Est puni des mêmes peines le fait, par une personne, à l’exception des officiers publics ou ministériels, qui organise, dans un lieu public ou ouvert au public, une manifestation en vue de la vente ou de l’échange d’objets visés à l’alinéa précédent, d’omettre, y compris par négligence, de tenir jour par jour, dans des conditions prévues par décret en Conseil d’Etat, un registre permettant l’identification des vendeurs.

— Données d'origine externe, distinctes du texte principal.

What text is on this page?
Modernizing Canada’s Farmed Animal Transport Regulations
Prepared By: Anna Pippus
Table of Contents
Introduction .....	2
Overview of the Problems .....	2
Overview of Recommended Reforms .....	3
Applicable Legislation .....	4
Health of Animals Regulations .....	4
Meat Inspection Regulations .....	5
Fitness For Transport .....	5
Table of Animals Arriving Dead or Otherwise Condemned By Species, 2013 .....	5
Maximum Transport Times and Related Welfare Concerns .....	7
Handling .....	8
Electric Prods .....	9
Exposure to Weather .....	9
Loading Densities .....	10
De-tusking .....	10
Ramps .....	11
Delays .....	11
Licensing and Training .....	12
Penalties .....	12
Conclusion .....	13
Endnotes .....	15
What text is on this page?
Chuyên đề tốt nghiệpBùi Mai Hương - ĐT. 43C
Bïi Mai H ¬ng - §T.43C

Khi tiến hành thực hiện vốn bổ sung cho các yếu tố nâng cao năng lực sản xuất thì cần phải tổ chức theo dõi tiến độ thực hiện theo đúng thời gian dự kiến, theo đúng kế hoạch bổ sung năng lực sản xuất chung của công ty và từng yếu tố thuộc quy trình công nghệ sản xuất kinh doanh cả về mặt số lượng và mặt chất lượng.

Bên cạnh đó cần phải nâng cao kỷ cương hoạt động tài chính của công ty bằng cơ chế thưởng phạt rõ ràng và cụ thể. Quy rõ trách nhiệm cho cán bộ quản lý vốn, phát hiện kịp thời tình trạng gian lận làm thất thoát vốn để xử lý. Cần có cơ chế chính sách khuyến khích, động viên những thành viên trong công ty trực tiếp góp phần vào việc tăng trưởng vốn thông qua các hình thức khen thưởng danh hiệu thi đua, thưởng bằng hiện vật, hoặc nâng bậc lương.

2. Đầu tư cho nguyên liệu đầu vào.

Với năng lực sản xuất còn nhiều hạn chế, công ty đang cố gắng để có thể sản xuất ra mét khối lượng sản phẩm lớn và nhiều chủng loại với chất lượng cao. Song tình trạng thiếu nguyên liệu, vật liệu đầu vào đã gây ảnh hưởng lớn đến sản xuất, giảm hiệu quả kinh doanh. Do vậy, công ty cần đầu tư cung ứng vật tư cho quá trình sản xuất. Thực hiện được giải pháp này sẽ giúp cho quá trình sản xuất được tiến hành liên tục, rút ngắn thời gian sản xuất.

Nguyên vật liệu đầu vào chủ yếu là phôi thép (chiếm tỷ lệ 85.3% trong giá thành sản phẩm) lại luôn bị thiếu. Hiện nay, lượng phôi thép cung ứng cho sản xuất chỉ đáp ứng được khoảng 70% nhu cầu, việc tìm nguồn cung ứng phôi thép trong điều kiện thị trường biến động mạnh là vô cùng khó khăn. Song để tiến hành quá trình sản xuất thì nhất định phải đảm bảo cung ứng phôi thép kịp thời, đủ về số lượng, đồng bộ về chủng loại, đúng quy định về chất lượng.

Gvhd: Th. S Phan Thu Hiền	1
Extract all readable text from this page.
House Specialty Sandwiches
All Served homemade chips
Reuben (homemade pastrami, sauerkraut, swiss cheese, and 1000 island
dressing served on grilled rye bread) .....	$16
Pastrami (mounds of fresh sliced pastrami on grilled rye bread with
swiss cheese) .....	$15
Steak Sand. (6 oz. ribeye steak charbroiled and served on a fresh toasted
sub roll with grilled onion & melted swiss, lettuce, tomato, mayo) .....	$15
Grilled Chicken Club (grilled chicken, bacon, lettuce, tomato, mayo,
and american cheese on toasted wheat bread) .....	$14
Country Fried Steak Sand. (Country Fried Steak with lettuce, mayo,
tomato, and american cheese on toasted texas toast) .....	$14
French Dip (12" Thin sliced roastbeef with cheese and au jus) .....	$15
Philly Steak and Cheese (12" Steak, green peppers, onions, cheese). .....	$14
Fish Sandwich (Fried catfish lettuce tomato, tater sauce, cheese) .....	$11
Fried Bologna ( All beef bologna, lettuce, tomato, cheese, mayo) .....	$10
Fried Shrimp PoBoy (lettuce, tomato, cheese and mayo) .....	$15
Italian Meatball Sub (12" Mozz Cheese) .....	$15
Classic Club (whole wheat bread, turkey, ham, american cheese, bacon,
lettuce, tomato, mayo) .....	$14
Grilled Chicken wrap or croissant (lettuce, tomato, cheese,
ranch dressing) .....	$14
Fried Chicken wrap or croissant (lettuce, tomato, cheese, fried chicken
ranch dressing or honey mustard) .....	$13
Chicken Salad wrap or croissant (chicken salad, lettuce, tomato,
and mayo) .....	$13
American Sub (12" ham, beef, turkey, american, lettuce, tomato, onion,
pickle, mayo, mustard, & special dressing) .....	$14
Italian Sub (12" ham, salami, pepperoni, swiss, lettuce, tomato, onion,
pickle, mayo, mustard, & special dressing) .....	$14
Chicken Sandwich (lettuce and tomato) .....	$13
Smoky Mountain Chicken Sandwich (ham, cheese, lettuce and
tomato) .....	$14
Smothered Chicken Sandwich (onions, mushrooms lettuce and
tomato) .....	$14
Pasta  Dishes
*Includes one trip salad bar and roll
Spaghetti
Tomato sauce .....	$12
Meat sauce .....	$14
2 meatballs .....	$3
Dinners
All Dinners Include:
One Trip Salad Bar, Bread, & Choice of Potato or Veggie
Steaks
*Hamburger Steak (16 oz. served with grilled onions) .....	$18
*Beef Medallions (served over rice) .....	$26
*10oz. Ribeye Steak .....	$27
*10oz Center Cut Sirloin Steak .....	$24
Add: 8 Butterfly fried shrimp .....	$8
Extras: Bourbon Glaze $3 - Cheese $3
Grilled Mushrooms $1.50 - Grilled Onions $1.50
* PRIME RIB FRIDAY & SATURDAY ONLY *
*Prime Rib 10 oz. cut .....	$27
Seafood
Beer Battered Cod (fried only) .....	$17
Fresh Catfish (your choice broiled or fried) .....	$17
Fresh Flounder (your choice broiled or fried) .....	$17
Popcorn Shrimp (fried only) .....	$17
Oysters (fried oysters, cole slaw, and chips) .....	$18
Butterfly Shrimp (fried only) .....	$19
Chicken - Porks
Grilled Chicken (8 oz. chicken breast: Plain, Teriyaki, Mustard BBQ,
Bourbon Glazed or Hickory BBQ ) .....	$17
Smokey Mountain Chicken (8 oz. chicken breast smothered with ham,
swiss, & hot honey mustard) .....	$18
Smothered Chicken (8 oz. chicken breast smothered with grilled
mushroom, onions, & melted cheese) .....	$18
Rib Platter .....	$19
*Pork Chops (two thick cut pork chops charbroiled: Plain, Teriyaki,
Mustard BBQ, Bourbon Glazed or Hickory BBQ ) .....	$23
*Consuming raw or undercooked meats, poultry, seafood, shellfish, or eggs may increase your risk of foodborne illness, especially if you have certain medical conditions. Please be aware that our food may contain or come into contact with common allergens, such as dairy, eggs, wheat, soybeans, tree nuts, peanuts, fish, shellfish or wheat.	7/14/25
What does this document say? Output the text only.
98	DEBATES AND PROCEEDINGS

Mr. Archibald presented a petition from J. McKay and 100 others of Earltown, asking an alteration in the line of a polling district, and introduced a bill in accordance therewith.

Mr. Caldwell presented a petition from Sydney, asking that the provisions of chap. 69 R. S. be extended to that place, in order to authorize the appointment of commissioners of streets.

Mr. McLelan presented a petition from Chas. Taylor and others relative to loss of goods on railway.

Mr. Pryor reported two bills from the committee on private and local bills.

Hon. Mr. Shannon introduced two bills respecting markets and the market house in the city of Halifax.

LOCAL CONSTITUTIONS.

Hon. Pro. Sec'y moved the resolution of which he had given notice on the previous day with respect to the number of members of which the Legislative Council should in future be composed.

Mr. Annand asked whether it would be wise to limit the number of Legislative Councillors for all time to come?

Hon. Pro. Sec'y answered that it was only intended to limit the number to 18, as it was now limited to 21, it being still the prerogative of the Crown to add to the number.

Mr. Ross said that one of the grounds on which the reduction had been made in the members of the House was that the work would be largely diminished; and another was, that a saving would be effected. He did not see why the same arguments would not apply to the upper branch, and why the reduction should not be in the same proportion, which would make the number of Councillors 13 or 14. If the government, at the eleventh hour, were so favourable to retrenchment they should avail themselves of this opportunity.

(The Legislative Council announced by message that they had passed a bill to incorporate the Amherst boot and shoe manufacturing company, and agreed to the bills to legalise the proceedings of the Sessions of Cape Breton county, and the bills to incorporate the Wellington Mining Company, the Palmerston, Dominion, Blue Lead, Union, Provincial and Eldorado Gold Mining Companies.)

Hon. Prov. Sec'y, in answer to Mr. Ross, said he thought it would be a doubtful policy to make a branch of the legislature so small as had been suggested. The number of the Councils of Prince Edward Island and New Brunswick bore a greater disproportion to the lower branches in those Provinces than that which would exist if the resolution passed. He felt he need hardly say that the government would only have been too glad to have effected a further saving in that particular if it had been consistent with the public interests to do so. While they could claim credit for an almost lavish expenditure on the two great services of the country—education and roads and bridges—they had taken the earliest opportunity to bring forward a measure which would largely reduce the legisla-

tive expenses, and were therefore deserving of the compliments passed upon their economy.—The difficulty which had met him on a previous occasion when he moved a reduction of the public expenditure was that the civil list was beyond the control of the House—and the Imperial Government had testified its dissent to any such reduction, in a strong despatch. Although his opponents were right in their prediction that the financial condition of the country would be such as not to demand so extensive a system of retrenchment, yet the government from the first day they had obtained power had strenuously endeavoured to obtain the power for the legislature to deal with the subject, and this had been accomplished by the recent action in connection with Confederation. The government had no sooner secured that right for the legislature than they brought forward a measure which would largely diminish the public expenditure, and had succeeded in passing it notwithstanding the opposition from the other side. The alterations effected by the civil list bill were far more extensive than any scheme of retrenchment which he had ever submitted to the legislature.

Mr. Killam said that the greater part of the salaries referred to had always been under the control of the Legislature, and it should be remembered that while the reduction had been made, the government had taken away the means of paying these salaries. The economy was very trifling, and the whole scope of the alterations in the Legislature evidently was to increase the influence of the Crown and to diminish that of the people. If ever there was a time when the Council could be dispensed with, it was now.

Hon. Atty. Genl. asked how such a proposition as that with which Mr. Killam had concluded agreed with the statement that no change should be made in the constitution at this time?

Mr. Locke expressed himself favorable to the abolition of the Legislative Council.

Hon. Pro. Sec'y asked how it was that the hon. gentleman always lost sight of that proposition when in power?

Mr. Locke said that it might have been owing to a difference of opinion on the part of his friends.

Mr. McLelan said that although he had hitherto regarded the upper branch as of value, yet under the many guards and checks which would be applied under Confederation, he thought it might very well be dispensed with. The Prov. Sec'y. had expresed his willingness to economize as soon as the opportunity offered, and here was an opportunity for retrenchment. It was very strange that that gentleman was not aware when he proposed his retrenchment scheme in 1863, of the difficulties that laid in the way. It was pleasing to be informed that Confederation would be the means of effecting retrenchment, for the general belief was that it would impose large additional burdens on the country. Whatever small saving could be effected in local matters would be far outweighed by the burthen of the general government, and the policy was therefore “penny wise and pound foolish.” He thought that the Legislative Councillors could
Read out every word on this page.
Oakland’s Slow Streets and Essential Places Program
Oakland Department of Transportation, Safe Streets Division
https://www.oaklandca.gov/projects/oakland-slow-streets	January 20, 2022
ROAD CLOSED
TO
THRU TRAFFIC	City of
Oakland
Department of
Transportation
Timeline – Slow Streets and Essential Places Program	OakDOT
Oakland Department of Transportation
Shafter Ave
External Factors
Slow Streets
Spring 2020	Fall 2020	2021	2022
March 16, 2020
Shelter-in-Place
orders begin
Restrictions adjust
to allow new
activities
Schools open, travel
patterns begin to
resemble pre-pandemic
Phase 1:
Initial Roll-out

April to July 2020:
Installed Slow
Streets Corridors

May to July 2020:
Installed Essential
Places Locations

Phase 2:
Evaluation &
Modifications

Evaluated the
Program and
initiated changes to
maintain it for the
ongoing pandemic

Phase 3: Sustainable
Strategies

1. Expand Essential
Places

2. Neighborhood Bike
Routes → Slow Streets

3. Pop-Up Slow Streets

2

Lorsque l’activité professionnelle définie au premier alinéa est exercée par une personne morale, ou que l’organisateur de la manifestation prévue au deuxième alinéa est une personne morale, l’obligation de tenir le registre incombe aux dirigeants de cette personne morale.

Article R321-9 Code pénal
Modifié par Décret n°2009-16 du 7 janvier 2009 – art. 3

Le registre tenu à l’occasion de toute manifestation mentionnée au deuxième alinéa de l’article 321-7 doit comprendre :

  1. Les nom, prénoms, qualité et domicile de chaque personne qui offre à la vente ou à l’échange des objets mobiliers usagés ou acquis de personnes autres que celles qui les fabriquent ou en font commerce ainsi que la nature, le numéro et la date de délivrance de la pièce d’identité produite par celle-ci avec l’indication de l’autorité qui l’a établie ;
  2. Pour les participants non professionnels, la mention de la remise d’une attestation sur l’honneur de non-participation à deux autres manifestations de même nature au cours de l’année civile ;
  3. Lorsqu’il s’agit d’une personne morale, la dénomination et le siège de celle-ci ainsi que les noms, prénoms, qualité et domicile du représentant de la personne morale à la manifestation, avec les références de la pièce d’identité produite.